Assessment Methodology: Comprehensive Stakeholder Engagement
The WCO delegation, comprising seasoned customs specialists, conducted extensive consultations across multiple departments of the Guyana Revenue Authority (GRA) to evaluate the country's PCA readiness. Key engagement areas included:
- Risk management: Analysis of GRA's systems for identifying and assessing potential compliance risks.
- IT infrastructure: Evaluation of technological capacity to support PCA functions like data analysis and audit tracking.
- ASYCUDA implementation: Assessment of the Automated System for Customs Data (developed by UNCTAD) for PCA applications.
- Legal framework: Review of legislative provisions governing audit authority, evidence collection, and enforcement measures.
- Operational processes: Examination of clearance workflows and PCA integration points.
The team supplemented desk reviews with field observations at John Fernandes Wharf Limited, analyzing physical inspection procedures and their trade facilitation impacts.
External Consultations: Aligning Expectations with Industry
Following internal assessments, WCO experts convened discussions with licensed customs brokers at GRA headquarters. These dialogues focused on:
- Clarifying PCA's operational objectives and benefits
- Understanding industry perceptions and expectations
- Defining broker responsibilities in record-keeping and audit cooperation
- Exploring compliance enhancement strategies
Participants expressed strong support for PCA implementation, recognizing its potential to streamline processes while ensuring equitable competition among traders.
Path Forward: Building Sustainable Customs Capacity
The GRA anticipates receiving WCO's detailed diagnostic report, which will provide actionable recommendations for establishing a robust PCA framework.

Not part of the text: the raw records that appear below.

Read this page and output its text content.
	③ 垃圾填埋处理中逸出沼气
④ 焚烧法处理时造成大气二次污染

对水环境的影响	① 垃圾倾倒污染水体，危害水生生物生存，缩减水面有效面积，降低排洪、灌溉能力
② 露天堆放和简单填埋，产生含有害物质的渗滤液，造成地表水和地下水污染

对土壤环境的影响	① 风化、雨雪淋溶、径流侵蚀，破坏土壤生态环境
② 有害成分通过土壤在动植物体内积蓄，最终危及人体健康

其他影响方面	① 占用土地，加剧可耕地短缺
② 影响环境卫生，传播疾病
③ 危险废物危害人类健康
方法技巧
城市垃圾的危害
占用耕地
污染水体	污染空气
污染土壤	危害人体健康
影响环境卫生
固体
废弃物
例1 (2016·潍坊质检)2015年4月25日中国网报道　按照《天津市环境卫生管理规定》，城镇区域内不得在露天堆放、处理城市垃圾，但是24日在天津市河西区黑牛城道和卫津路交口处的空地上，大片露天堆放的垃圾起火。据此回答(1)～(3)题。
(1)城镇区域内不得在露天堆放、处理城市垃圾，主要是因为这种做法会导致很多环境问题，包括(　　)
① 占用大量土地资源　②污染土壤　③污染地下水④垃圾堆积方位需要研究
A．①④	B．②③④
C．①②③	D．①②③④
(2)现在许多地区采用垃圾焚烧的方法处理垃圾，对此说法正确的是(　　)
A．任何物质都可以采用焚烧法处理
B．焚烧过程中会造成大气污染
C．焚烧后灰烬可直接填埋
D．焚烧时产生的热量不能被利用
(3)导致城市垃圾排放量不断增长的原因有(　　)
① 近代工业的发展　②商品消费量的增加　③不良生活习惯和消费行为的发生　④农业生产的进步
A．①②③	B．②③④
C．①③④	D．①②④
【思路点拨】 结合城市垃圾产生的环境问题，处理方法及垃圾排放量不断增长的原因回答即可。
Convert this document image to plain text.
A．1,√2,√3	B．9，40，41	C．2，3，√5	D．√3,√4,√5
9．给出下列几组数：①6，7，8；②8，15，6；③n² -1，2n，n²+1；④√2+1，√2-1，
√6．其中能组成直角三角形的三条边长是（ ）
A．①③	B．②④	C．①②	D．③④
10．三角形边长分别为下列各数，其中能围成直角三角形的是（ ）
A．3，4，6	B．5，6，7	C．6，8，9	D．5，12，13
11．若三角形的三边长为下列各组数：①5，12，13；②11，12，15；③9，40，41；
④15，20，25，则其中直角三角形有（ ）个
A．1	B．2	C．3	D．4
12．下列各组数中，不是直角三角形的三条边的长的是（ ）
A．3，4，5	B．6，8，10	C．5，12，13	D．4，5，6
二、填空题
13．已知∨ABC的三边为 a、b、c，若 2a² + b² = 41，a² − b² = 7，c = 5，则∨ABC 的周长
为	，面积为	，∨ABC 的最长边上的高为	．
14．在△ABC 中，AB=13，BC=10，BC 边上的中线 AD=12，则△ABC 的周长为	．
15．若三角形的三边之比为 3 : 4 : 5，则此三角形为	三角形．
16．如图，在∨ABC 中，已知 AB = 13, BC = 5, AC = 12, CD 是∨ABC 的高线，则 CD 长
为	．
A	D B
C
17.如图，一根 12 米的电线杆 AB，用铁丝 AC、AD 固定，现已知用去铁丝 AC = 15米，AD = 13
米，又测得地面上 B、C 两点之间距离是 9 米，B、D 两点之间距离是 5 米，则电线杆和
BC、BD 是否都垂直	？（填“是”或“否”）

Continued technical assistance under the Mercator Program will support capacity building in complementary areas like risk management and staff training.
This comprehensive initiative marks a significant stride in Guyana's efforts to modernize customs administration, strengthen revenue protection, and integrate more effectively into global trade networks - all while balancing regulatory oversight with commercial efficiency.